韩听霄更是负手站在麒麟院的最高处,目光阴鸷地盯着落雪主峰,等着看苏铭气急败坏出洋相的模样。
时间一点滴过去。
一个时辰。
两个时辰。
大半天过去了。
被重重冰雪封锁的落雪主峰安安静静,连根飞毛都没飘出来。
别说回话,主峰里甚至没有一丝源气波动反馈出来,仿佛韩听霄那气势汹汹的血脉斩帖,不过是一阵连树叶都吹不动的微风。
韩听霄站在风口,牙齿咬得咯咯作响,额头青筋暴起。
被人痛骂不可怕,可怕的是你积攒了毁天灭地的怒火一拳打出去,对方根本没拿正眼瞧你!
这种被当成空气无视的憋屈感,让刚刚突破王源境的韩听霄差点道心不稳。
“好好好!我看你能装死装到几时!”
韩听霄一脚踹碎了脚边的石狮子,眼底的恶毒越发浓烈。
事实上。
苏铭并非是在装死,他是真的压根就不知道外面有个所谓的麒麟子在乱吠。
落雪主峰的大阵隔绝一切声音,而此时的苏铭,早就顺着白玉令牌的指引,进到了主峰最深处、深入山体千丈的地底宝库之中。
“大手笔,真是大手笔!”
宝库的大门刚一关上,苏铭就被眼前的景象晃得花眼了。
整个地底空间被掏空,分为数十个不同的区域。
左边堆放的各种高质量的源晶犹如几座大片连绵的山脉,粗略一扫至少得有大几千万之巨。
右边十几个寒冰制成的多宝格上,摆满了被封印符箓贴着的玉盒,光是透出来的药香,就让苏铭气海里的阴阳大磨盘发出了饥渴的嗡鸣。
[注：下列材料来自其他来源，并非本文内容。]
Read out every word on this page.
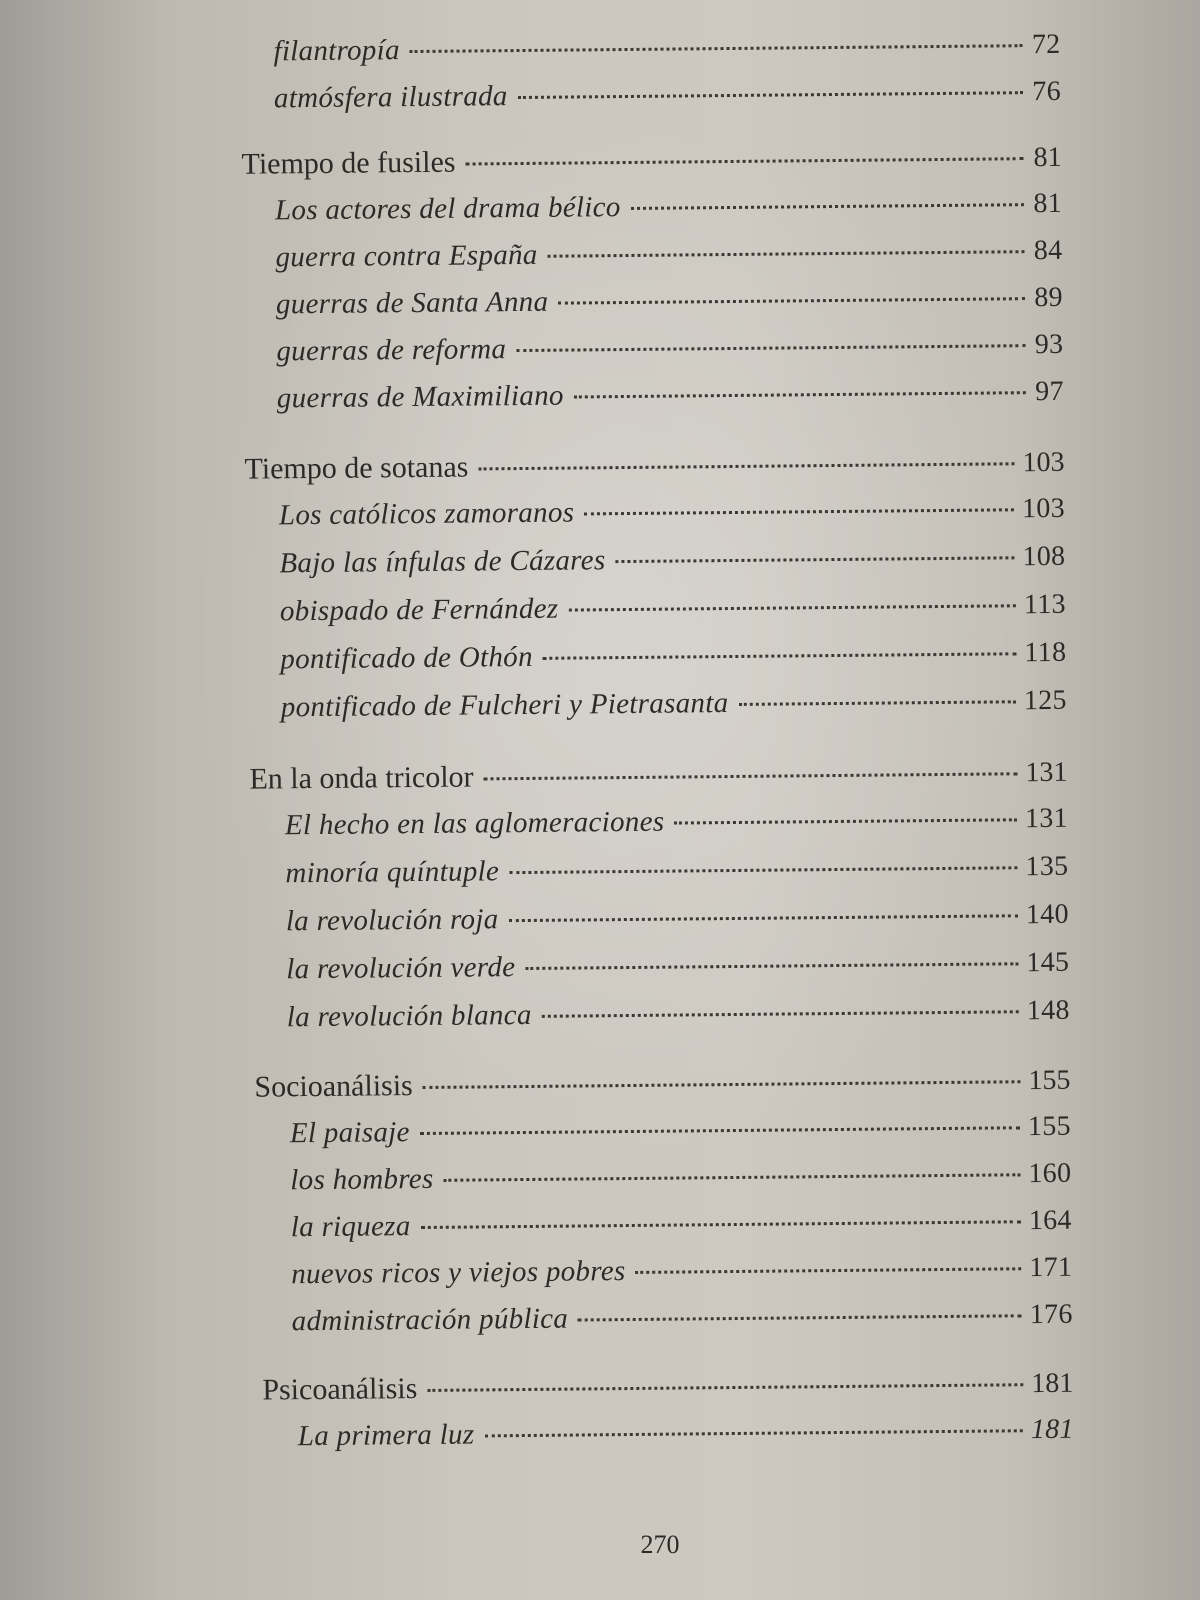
filantropía	72
atmósfera ilustrada	76
Tiempo de fusiles	81
Los actores del drama bélico	81
guerra contra España	84
guerras de Santa Anna	89
guerras de reforma	93
guerras de Maximiliano	97
Tiempo de sotanas	103
Los católicos zamoranos	103
Bajo las ínfulas de Cázares	108
obispado de Fernández	113
pontificado de Othón	118
pontificado de Fulcheri y Pietrasanta	125
En la onda tricolor	131
El hecho en las aglomeraciones	131
minoría quíntuple	135
la revolución roja	140
la revolución verde	145
la revolución blanca	148
Socioanálisis	155
El paisaje	155
los hombres	160
la riqueza	164
nuevos ricos y viejos pobres	171
administración pública	176
Psicoanálisis	181
La primera luz	181
270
七品紫阳参、八品雪骨莲、九品地心玉髓……这些放在外界足以引起宗门血拼的极品资源,在这里就像大白菜一样随意摆放着。
“难怪这女人脾气那么大,这种身家,换谁都得横着走。”
苏铭啧啧称奇。
他寻了一处阵法源气最为浓郁的玉石台,直接盘腿坐下。
现在可不是客气的时候,外界强敌环伺,早点把这些资源转化为实打实的修为,才是安身立命的本钱。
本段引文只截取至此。